Mas havia ocasiões em que desciam à cidade de asfalto para entrarem em
algumas makas organizadas. E gostavam, não só pelo passeio como por ser
uma variação da rotina do bairro. Os agentes provocadores do MPLA
usavam-nos nas manifestações, colocavam-nos na primeira linha para
desafiarem os soldados e para servirem de escudos humanos quando as coisas
aqueciam. E eles eram bons nesse trabalho subversivo, pois conseguiam
enervar toda a gente e levar as autoridades e os manifestantes a perderem a
cabeça e a entrarem em confronto. Elevavam a tensão a níveis impossíveis,
faziam saltar a tampa da panela. O objectivo era o caos, evidentemente,
pretendia-se desencadear a pancadaria para depois o movimento se poder
vitimizar perante a imprensa e a rádio, para ganhar a simpatia da opinião
pública e pressionar psicologicamente os mediadores portugueses de modo a
que estes fossem mais favoráveis ao MPLA. Os outros movimentos usavam
estratégias semelhantes. Os incidentes, mais ou menos graves, entravam na
contabilidade das atitudes inconvenientes registadas pelos serviços de
informação militar em todo o território angolano e transmitidas ao governo. O
Alto-Comissário confrontava os líderes dos movimentos com os relatórios do
ódio, pedia-lhes bom senso, civismo, para evitar mais sofrimento ao povo,
aqueles penitenciavam-se pela escalada dos conflitos e prometiam acabar com
a violência, mas nada mudava de facto.
O machimbombo ia cheio, todos os lugares ocupados, mas um pesado
silêncio tomava conta do seu interior.

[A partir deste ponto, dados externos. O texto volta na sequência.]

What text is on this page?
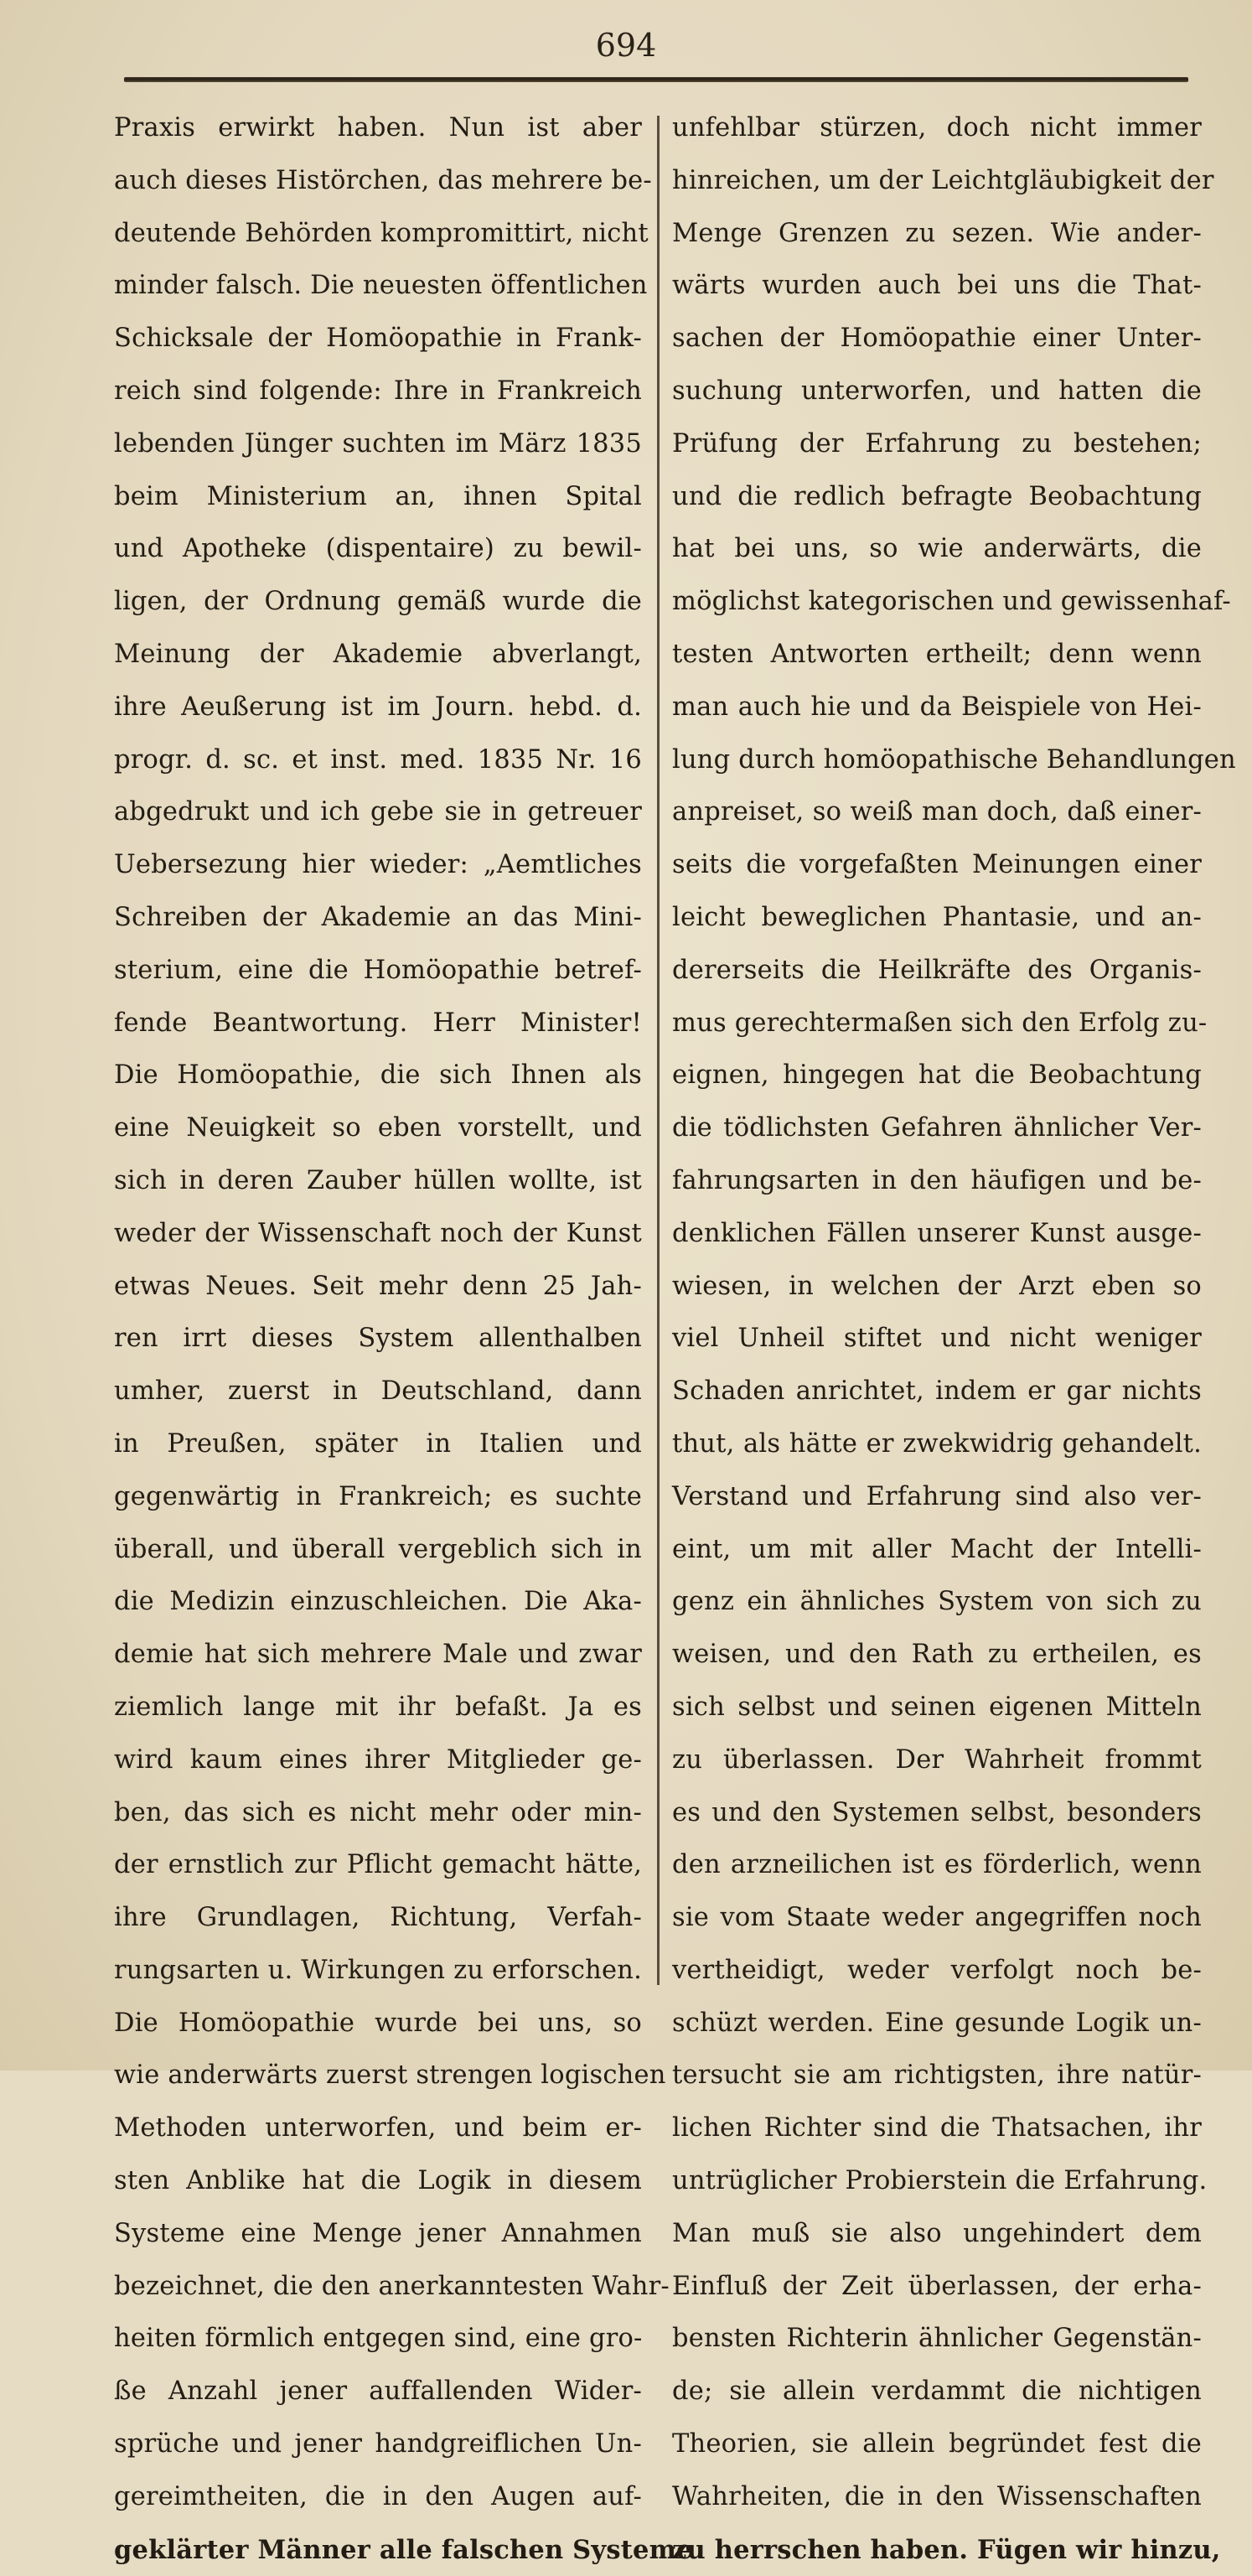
694
Praxis erwirkt haben. Nun ist aber
auch dieses Histörchen, das mehrere be-
deutende Behörden kompromittirt, nicht
minder falsch. Die neuesten öffentlichen
Schicksale der Homöopathie in Frank-
reich sind folgende: Ihre in Frankreich
lebenden Jünger suchten im März 1835
beim Ministerium an, ihnen Spital
und Apotheke (dispentaire) zu bewil-
ligen, der Ordnung gemäß wurde die
Meinung der Akademie abverlangt,
ihre Aeußerung ist im Journ. hebd. d.
progr. d. sc. et inst. med. 1835 Nr. 16
abgedrukt und ich gebe sie in getreuer
Uebersezung hier wieder: „Aemtliches
Schreiben der Akademie an das Mini-
sterium, eine die Homöopathie betref-
fende Beantwortung. Herr Minister!
Die Homöopathie, die sich Ihnen als
eine Neuigkeit so eben vorstellt, und
sich in deren Zauber hüllen wollte, ist
weder der Wissenschaft noch der Kunst
etwas Neues. Seit mehr denn 25 Jah-
ren irrt dieses System allenthalben
umher, zuerst in Deutschland, dann
in Preußen, später in Italien und
gegenwärtig in Frankreich; es suchte
überall, und überall vergeblich sich in
die Medizin einzuschleichen. Die Aka-
demie hat sich mehrere Male und zwar
ziemlich lange mit ihr befaßt. Ja es
wird kaum eines ihrer Mitglieder ge-
ben, das sich es nicht mehr oder min-
der ernstlich zur Pflicht gemacht hätte,
ihre Grundlagen, Richtung, Verfah-
rungsarten u. Wirkungen zu erforschen.
Die Homöopathie wurde bei uns, so
wie anderwärts zuerst strengen logischen
Methoden unterworfen, und beim er-
sten Anblike hat die Logik in diesem
Systeme eine Menge jener Annahmen
bezeichnet, die den anerkanntesten Wahr-
heiten förmlich entgegen sind, eine gro-
ße Anzahl jener auffallenden Wider-
sprüche und jener handgreiflichen Un-
gereimtheiten, die in den Augen auf-
geklärter Männer alle falschen Systeme
unfehlbar stürzen, doch nicht immer
hinreichen, um der Leichtgläubigkeit der
Menge Grenzen zu sezen. Wie ander-
wärts wurden auch bei uns die That-
sachen der Homöopathie einer Unter-
suchung unterworfen, und hatten die
Prüfung der Erfahrung zu bestehen;
und die redlich befragte Beobachtung
hat bei uns, so wie anderwärts, die
möglichst kategorischen und gewissenhaf-
testen Antworten ertheilt; denn wenn
man auch hie und da Beispiele von Hei-
lung durch homöopathische Behandlungen
anpreiset, so weiß man doch, daß einer-
seits die vorgefaßten Meinungen einer
leicht beweglichen Phantasie, und an-
dererseits die Heilkräfte des Organis-
mus gerechtermaßen sich den Erfolg zu-
eignen, hingegen hat die Beobachtung
die tödlichsten Gefahren ähnlicher Ver-
fahrungsarten in den häufigen und be-
denklichen Fällen unserer Kunst ausge-
wiesen, in welchen der Arzt eben so
viel Unheil stiftet und nicht weniger
Schaden anrichtet, indem er gar nichts
thut, als hätte er zwekwidrig gehandelt.
Verstand und Erfahrung sind also ver-
eint, um mit aller Macht der Intelli-
genz ein ähnliches System von sich zu
weisen, und den Rath zu ertheilen, es
sich selbst und seinen eigenen Mitteln
zu überlassen. Der Wahrheit frommt
es und den Systemen selbst, besonders
den arzneilichen ist es förderlich, wenn
sie vom Staate weder angegriffen noch
vertheidigt, weder verfolgt noch be-
schüzt werden. Eine gesunde Logik un-
tersucht sie am richtigsten, ihre natür-
lichen Richter sind die Thatsachen, ihr
untrüglicher Probierstein die Erfahrung.
Man muß sie also ungehindert dem
Einfluß der Zeit überlassen, der erha-
bensten Richterin ähnlicher Gegenstän-
de; sie allein verdammt die nichtigen
Theorien, sie allein begründet fest die
Wahrheiten, die in den Wissenschaften
zu herrschen haben. Fügen wir hinzu,
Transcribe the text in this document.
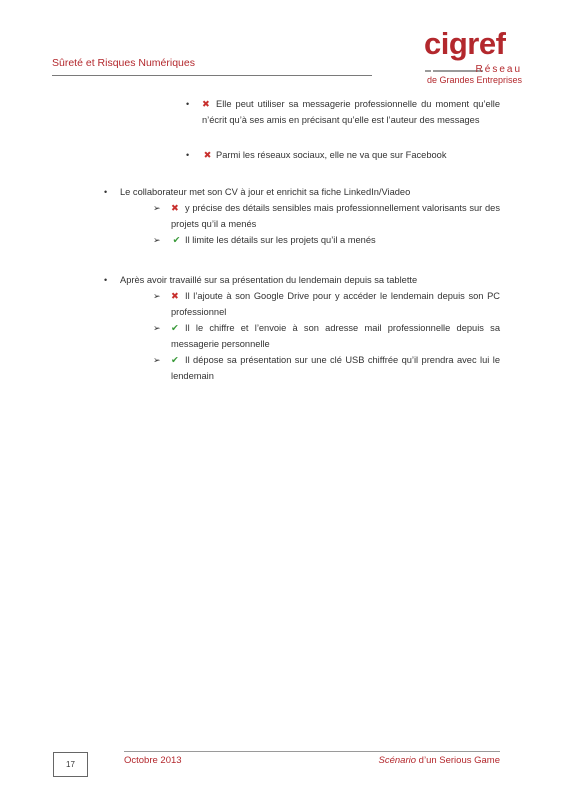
Sûreté et Risques Numériques
cigref
Réseau
de Grandes Entreprises
• ✖ Elle peut utiliser sa messagerie professionnelle du moment qu’elle n’écrit qu’à ses amis en précisant qu’elle est l’auteur des messages
• ✖ Parmi les réseaux sociaux, elle ne va que sur Facebook
• Le collaborateur met son CV à jour et enrichit sa fiche LinkedIn/Viadeo
➢ ✖ y précise des détails sensibles mais professionnellement valorisants sur des projets qu’il a menés
➢ ✔ Il limite les détails sur les projets qu’il a menés
• Après avoir travaillé sur sa présentation du lendemain depuis sa tablette
➢ ✖ Il l’ajoute à son Google Drive pour y accéder le lendemain depuis son PC professionnel
➢ ✔ Il le chiffre et l’envoie à son adresse mail professionnelle depuis sa messagerie personnelle
➢ ✔ Il dépose sa présentation sur une clé USB chiffrée qu’il prendra avec lui le lendemain
17	Octobre 2013	Scénario d’un Serious Game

Não era só a natural falta de disposição
para conversar logo pela manhã antes de se tomar um café, de se espantar um
sono velho de cansaço acumulado. Os rostos acabrunhados dos passageiros,
gente simples que continuaria a ir trabalhar para os portugueses até ao último
dia, tinham outro significado, espelhavam o tormento de mais uma noite de
sobressalto. Beto Brincalhão e Wilsonsinho eram os únicos passageiros bem-
dispostos e tagarelas. Sentavam-se a meio do autocarro e Beto ia a contar as
suas façanhas da noite passada.
— Foi uma maka feeeia — empolgou-se —, porrada mesmo. Os fênélá
atiravam na gente, a gente atirava neles. Havia feriiidos — agitou muito a
mão para cima e para baixo, dando ênfase à situação dramática que relatava,
mas a seguir calou-se.
— E dispois? — perguntou Wilsonsinho, curioso.
— Dispois fui imbora.
— Ué! — espantou-se o outro. — E pode?